As explained in my previous post, my parents are soon due to travel China for a few weeks. Following up on my previous blog on the beautiful Chinese city of Xi’an and the Terracotta Warriors, my next Chinese Wandering Memory will focus on the Yangtze River cruise.
The Yangtze is the longest river in Asia and presented a weary traveler the opportunity to just relax and chill out after some very long journeys. I really didn’t have that high expectations for this part of the trip; we had already explored the awe-inspiring Great Wall of China, walked through the majestic Forbidden City and seen the iconic Terracotta Warriors – what else was there?
Well little did I know that this journey would also be a tremendous experience. We boarded our boat just in front of the Three Gorges Dam. In all honesty I think I was a little tired to get inspired by the dam, and if I was to return I would like to see it a bit closer up. The most amusing memory I have of our guides introduction to the dam was, ‘if it was hit by a missile, it’s so stable that it wouldn’t break, however if it was hit by a nuclear warhead it probably would’. That was followed up by ‘although if it was hit by a nuclear warhead we would all drown!’ Of course the explosion and radiation wouldn’t kill us first! Anyhow that’s a very weird but funny memory. The other thing I do remember is that the dam actually provides a huge amount of hydroelectric power to the Chinese – which is a great renewable energy source.
Our boat was called the ‘Victoria 5’ and although referred to as a ‘cruise ship’, from first impression it resembled a dodgy little sail boat more. Remember though, first impressions are not always correct, and the boat that became our home for a few nights was actually very comfortable. I don’t bode well in rough waters but luckily they were unbelievably calm and took full advantage of the buffet, bar and top deck. Weather wise, we were very lucky and it was gorgeous – reaching into the mid 30’s (degrees centigrade) at numerous points during the day.
Whilst on the journey we passed through four locks that control the flow of water down to the dam. These locks are ginormous and eclipse those of the Panama Canal, holding at least 20 boats at one time. It took around 2 hours for us just to pass through and head upstream and towards the 3 Gorges.
The Gorges are the real highlight of this experience, it’s incredible how the shimmering green river meanders its way through the mountains, sheer cliff faces on both sides. There were a number of stops whereby we transferred to smaller speed boats to explore the inner caverns and estuaries that led into the Yangtze. These estuaries led to fascinating sites, one I vividly remember led us to a viewing of an ancient set of coffins all resting in caves hundreds of meters up the cliffs. It’s an incredible site, as they are completely inaccessible from the top or bottom. Its mind-blowing to think how these coffins got to these particular inaccessible ledges all those years ago.
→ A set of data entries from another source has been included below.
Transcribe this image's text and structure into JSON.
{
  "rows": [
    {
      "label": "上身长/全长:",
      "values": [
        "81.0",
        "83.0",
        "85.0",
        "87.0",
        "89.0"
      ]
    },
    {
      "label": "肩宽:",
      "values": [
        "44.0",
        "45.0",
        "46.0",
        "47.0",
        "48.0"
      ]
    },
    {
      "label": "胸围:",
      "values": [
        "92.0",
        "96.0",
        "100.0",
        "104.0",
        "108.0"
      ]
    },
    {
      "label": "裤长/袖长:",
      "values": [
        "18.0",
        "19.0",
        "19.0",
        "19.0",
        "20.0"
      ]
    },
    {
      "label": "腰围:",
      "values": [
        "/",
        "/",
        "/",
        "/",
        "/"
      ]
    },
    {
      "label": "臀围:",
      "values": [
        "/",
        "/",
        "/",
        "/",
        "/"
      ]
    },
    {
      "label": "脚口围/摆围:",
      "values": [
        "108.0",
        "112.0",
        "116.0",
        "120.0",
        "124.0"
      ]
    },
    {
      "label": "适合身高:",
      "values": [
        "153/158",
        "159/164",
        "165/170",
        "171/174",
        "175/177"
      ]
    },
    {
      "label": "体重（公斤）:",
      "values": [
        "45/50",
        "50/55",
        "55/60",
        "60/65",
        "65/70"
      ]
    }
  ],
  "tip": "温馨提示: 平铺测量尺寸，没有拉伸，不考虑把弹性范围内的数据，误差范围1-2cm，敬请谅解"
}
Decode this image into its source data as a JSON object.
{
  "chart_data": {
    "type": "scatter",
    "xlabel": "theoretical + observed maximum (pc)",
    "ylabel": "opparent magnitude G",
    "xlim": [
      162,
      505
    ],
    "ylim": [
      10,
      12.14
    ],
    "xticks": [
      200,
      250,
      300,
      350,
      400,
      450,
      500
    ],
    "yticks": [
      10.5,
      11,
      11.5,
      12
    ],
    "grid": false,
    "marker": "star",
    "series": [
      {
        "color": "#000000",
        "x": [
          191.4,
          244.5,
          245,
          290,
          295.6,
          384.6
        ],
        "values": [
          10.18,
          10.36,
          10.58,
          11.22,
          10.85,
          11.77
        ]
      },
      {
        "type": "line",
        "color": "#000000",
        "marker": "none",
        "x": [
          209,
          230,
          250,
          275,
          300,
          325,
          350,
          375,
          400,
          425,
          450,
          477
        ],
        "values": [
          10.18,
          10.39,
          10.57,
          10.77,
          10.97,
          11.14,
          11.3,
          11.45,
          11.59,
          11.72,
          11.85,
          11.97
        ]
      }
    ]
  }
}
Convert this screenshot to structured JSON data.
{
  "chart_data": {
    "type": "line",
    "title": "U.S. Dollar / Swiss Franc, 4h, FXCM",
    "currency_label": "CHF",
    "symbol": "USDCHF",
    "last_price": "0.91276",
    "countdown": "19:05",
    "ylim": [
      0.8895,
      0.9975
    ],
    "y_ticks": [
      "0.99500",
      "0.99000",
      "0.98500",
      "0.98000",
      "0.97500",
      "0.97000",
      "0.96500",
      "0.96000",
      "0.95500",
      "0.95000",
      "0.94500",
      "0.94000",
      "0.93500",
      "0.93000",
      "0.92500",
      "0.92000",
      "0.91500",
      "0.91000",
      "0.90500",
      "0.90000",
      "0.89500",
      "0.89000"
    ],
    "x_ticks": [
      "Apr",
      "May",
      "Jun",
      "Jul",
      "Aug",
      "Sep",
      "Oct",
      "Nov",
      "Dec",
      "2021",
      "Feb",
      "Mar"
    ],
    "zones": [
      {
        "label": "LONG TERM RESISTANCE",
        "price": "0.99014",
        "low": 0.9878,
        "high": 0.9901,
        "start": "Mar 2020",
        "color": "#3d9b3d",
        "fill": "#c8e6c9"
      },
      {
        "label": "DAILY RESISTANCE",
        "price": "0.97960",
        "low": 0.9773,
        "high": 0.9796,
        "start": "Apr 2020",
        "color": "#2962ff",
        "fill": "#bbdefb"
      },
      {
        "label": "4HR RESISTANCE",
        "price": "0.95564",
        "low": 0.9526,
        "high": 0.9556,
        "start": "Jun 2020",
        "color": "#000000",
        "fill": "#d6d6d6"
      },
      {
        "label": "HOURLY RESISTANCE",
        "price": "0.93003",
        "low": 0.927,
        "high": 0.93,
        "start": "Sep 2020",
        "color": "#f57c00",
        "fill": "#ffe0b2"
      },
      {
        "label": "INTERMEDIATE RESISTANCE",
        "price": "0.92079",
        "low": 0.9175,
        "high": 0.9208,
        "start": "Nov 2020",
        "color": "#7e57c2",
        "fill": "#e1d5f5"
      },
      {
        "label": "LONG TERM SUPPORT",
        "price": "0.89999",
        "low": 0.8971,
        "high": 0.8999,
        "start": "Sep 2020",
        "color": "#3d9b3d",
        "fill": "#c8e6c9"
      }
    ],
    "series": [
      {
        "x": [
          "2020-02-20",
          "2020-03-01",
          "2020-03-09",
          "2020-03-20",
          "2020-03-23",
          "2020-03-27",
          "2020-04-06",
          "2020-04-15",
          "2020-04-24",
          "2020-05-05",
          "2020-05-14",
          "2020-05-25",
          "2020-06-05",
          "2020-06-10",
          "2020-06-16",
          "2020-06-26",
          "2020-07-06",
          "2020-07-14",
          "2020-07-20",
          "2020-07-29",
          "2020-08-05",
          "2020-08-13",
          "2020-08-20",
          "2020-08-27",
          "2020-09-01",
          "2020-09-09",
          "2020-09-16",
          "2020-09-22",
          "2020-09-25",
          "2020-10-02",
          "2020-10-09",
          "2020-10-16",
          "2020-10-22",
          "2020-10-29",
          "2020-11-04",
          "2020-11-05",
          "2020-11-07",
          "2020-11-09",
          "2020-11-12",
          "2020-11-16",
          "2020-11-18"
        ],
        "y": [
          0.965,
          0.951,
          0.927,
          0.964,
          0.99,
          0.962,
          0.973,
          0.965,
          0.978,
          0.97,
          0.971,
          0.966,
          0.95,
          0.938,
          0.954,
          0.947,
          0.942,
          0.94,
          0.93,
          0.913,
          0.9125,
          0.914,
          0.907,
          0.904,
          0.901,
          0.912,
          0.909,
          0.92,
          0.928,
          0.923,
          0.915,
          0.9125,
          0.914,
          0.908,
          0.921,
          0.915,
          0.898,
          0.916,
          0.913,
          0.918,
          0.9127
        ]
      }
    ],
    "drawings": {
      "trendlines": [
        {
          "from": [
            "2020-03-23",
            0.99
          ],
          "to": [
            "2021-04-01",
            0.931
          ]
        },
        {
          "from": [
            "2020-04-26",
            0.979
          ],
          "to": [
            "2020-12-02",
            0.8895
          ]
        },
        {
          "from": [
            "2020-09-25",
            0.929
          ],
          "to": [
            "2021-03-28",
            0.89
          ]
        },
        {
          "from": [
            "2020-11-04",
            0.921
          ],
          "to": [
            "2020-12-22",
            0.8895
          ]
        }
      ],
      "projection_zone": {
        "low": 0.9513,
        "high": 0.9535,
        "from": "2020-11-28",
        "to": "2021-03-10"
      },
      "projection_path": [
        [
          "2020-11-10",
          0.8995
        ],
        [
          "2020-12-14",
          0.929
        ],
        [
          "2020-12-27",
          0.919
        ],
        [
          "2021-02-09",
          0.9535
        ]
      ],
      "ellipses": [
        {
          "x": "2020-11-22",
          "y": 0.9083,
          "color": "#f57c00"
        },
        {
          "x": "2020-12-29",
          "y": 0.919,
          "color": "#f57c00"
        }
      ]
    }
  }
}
I am not even sure with the technology of today you could safely reach them.
On those excursions we also got to view the remains of some of the old towns that were destroyed when the dam project was put into place. As the water rose significantly, lots of local farms and villages were literally swallowed up. There are some urban myths that people who refused to leave their homes were just left to drown, but who knows if that is true! It is undoubtedly a segregated wilderness, so cut off from modern day society and it is just stunning.
The weather continued to be beautiful, gorgeous sunny days and very clear night sky’s led to a lot of chilling out.
Our final excursion was spent exploring Fengdu Ghost City, a collection of temples and shrines after we had exited the Gorges and close to Chongqing, A lot of stories and legends were told to us here, but essentially the Chinese believe that all Ghosts from all over the world come here to be judged for the afterlife. In all honesty I wasn’t a huge fan of this place, I expected it to have a creepy vibe, but really it looked more fake to me – with plastic statues and modernised attractions. Some of the original architecture, pagodas, dragon statues and staircases were quite impressive though.
These nights spent on the Yangtze River, you really got a feeling of the vastness and beauty that China has to offer. One day we were surrounded by daunting cliff faces and beautiful green waters, the next secluded villages surrounded by countryside. I doubt a lot of the people who lived around this area have even seen the westernised cities, they just life their day-to-day life’s like they always have. The Gorges were spectacular, but above all I loved the time spent with my group, we got to chat, relax and reflect on some of the wondrous things we had already experienced. Believe me a bit of reflection every now and again is a privilege. A glorious experience I would repeat upon any visit.
Yangtze Cruise as part of a bigger China trip – What are you waiting for!